On table: phased resumption of suburban train services
The railways are looking to resume suburban services with “10 to 15 per cent” of the local trains that ran before the Covid pandemic, officials said after a meeting with state government representatives at Nabanna on Monday.
The state government said the trains could run with 50 per cent of the capacity.
The meeting did not yield any clarity on how to control passenger access at the porous suburban stations — the main challenge in resuming services.
“The state government has to work out the modalities of how to run trains by maintaining Covid-19 protocols. We will run trains according to those modalities,” said a railway official.

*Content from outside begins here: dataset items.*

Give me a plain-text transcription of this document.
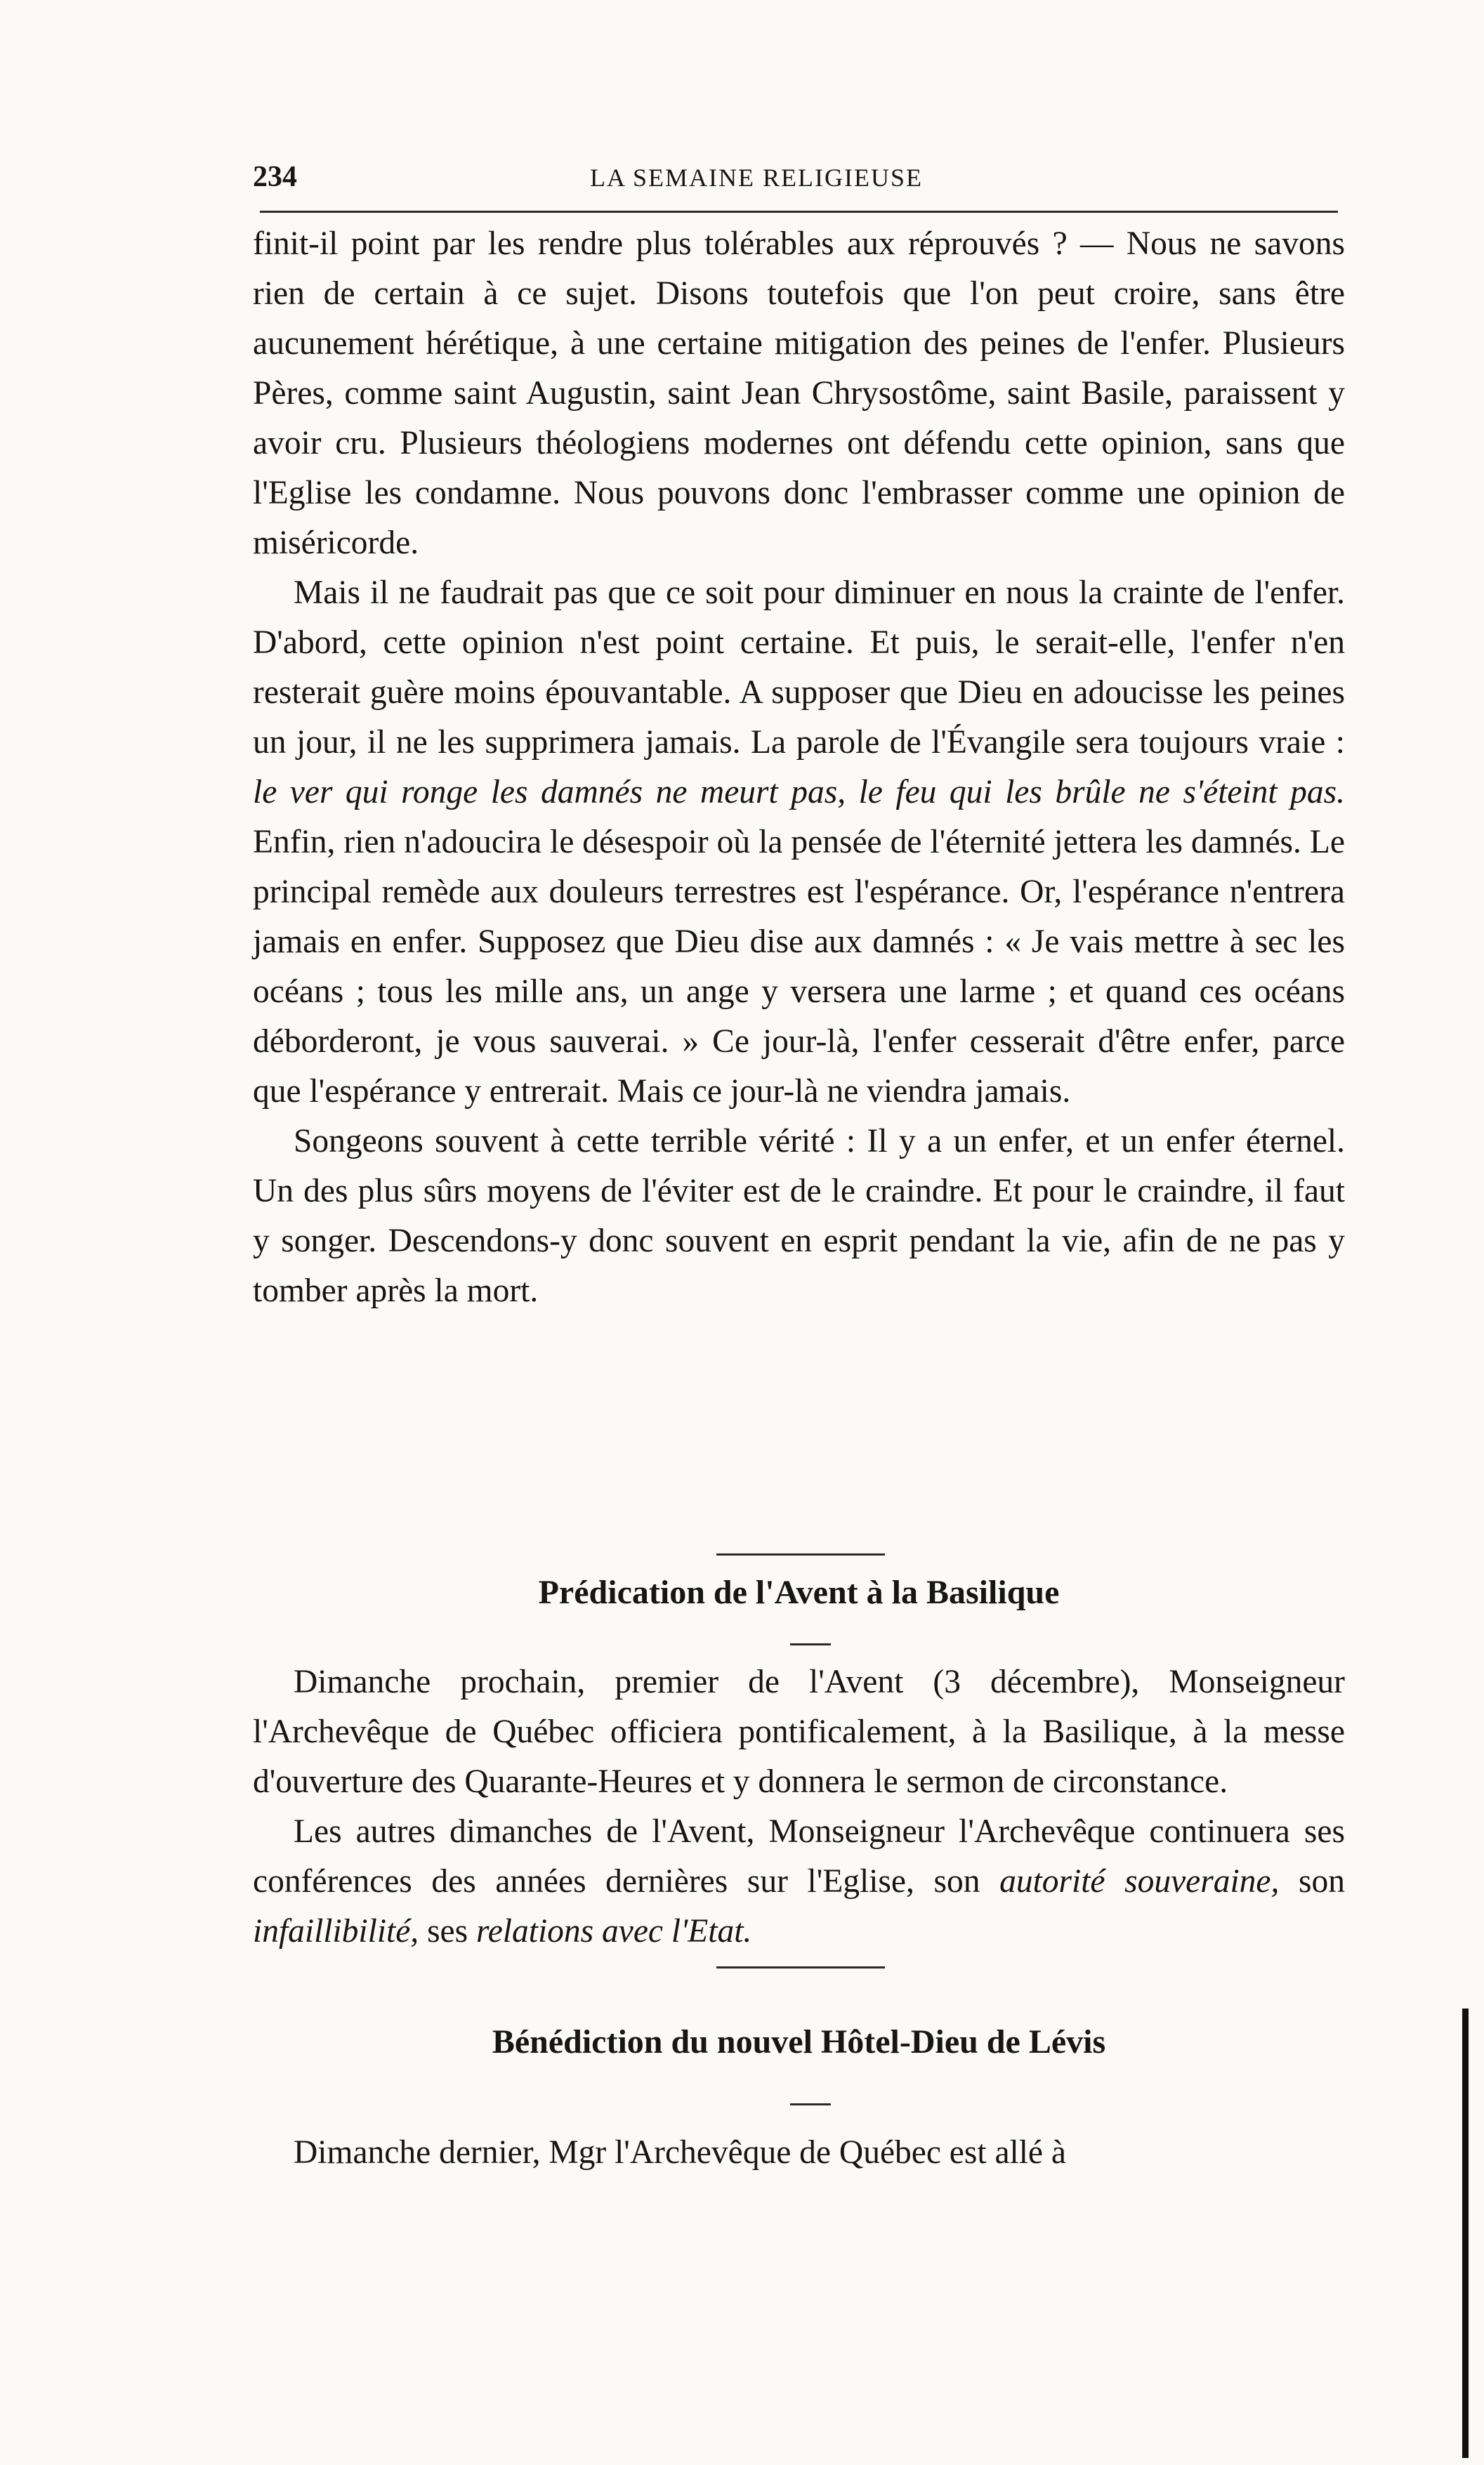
234	LA SEMAINE RELIGIEUSE

finit-il point par les rendre plus tolérables aux réprouvés ? — Nous ne savons rien de certain à ce sujet. Disons toutefois que l'on peut croire, sans être aucunement hérétique, à une certaine mitigation des peines de l'enfer. Plusieurs Pères, comme saint Augustin, saint Jean Chrysostôme, saint Basile, paraissent y avoir cru. Plusieurs théologiens modernes ont défendu cette opinion, sans que l'Eglise les condamne. Nous pouvons donc l'embrasser comme une opinion de miséricorde.

Mais il ne faudrait pas que ce soit pour diminuer en nous la crainte de l'enfer. D'abord, cette opinion n'est point certaine. Et puis, le serait-elle, l'enfer n'en resterait guère moins épouvantable. A supposer que Dieu en adoucisse les peines un jour, il ne les supprimera jamais. La parole de l'Évangile sera toujours vraie : le ver qui ronge les damnés ne meurt pas, le feu qui les brûle ne s'éteint pas. Enfin, rien n'adoucira le désespoir où la pensée de l'éternité jettera les damnés. Le principal remède aux douleurs terrestres est l'espérance. Or, l'espérance n'entrera jamais en enfer. Supposez que Dieu dise aux damnés : « Je vais mettre à sec les océans ; tous les mille ans, un ange y versera une larme ; et quand ces océans déborderont, je vous sauverai. » Ce jour-là, l'enfer cesserait d'être enfer, parce que l'espérance y entrerait. Mais ce jour-là ne viendra jamais.

Songeons souvent à cette terrible vérité : Il y a un enfer, et un enfer éternel. Un des plus sûrs moyens de l'éviter est de le craindre. Et pour le craindre, il faut y songer. Descendons-y donc souvent en esprit pendant la vie, afin de ne pas y tomber après la mort.

Prédication de l'Avent à la Basilique

Dimanche prochain, premier de l'Avent (3 décembre), Monseigneur l'Archevêque de Québec officiera pontificalement, à la Basilique, à la messe d'ouverture des Quarante-Heures et y donnera le sermon de circonstance.

Les autres dimanches de l'Avent, Monseigneur l'Archevêque continuera ses conférences des années dernières sur l'Eglise, son autorité souveraine, son infaillibilité, ses relations avec l'Etat.

Bénédiction du nouvel Hôtel-Dieu de Lévis

Dimanche dernier, Mgr l'Archevêque de Québec est allé à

Another meeting — to finalise the crowd control modalities, number of trains, routes and time table — has been scheduled for Thursday.
“We are planning to run 10 to 15 per cent of the usual number of trains to start with. The number can go up to 25 per cent,” said the principal chief operations manager of Eastern Railway.
On a normal working day, the Sealdah suburban section sees 915 trains and the Howrah suburban section 460 trains, he said. The Sealdah section saw over 20 lakh passengers daily and the Howrah section over 10 lakh passengers.
Bengal’s chief secretary, Alapan Bandopadhyay, cautioned that resumption of trains in the wake of the pandemic was a “very sensitive trade-off”.
“Any resumption of metropolitan suburban railway service is bound to have an impact on public health…. So, the railways have been requested to accord primacy to public health protocols, physical distancing norms, social hygiene norms, mask norms, thermal scanning norms etc. Within that ambit, what is to be done to keep the passengers and society practicably safe, is a very delicate exercise,” said Bandopadhyay.
The initial plan is to run trains with 50 per cent seating capacity, said Bandopadhyay. But railway officials said reducing the number of trains or seating capacity would not be of any use unless there was a way to control the number of passengers.
The chief secretary hinted that the government was not in favour of introducing an e-pass system for boarding suburban trains, like the one implemented by Metro Railway. “If an e-pass system is introduced, it may leave many people in the suburbs and rural areas in trouble,” the chief secretary added.
“We had a fruitful and cordial meeting. The nitty gritties will be worked out in the next meeting,” said Aneet Dulat, the additional general manager of Eastern Railway.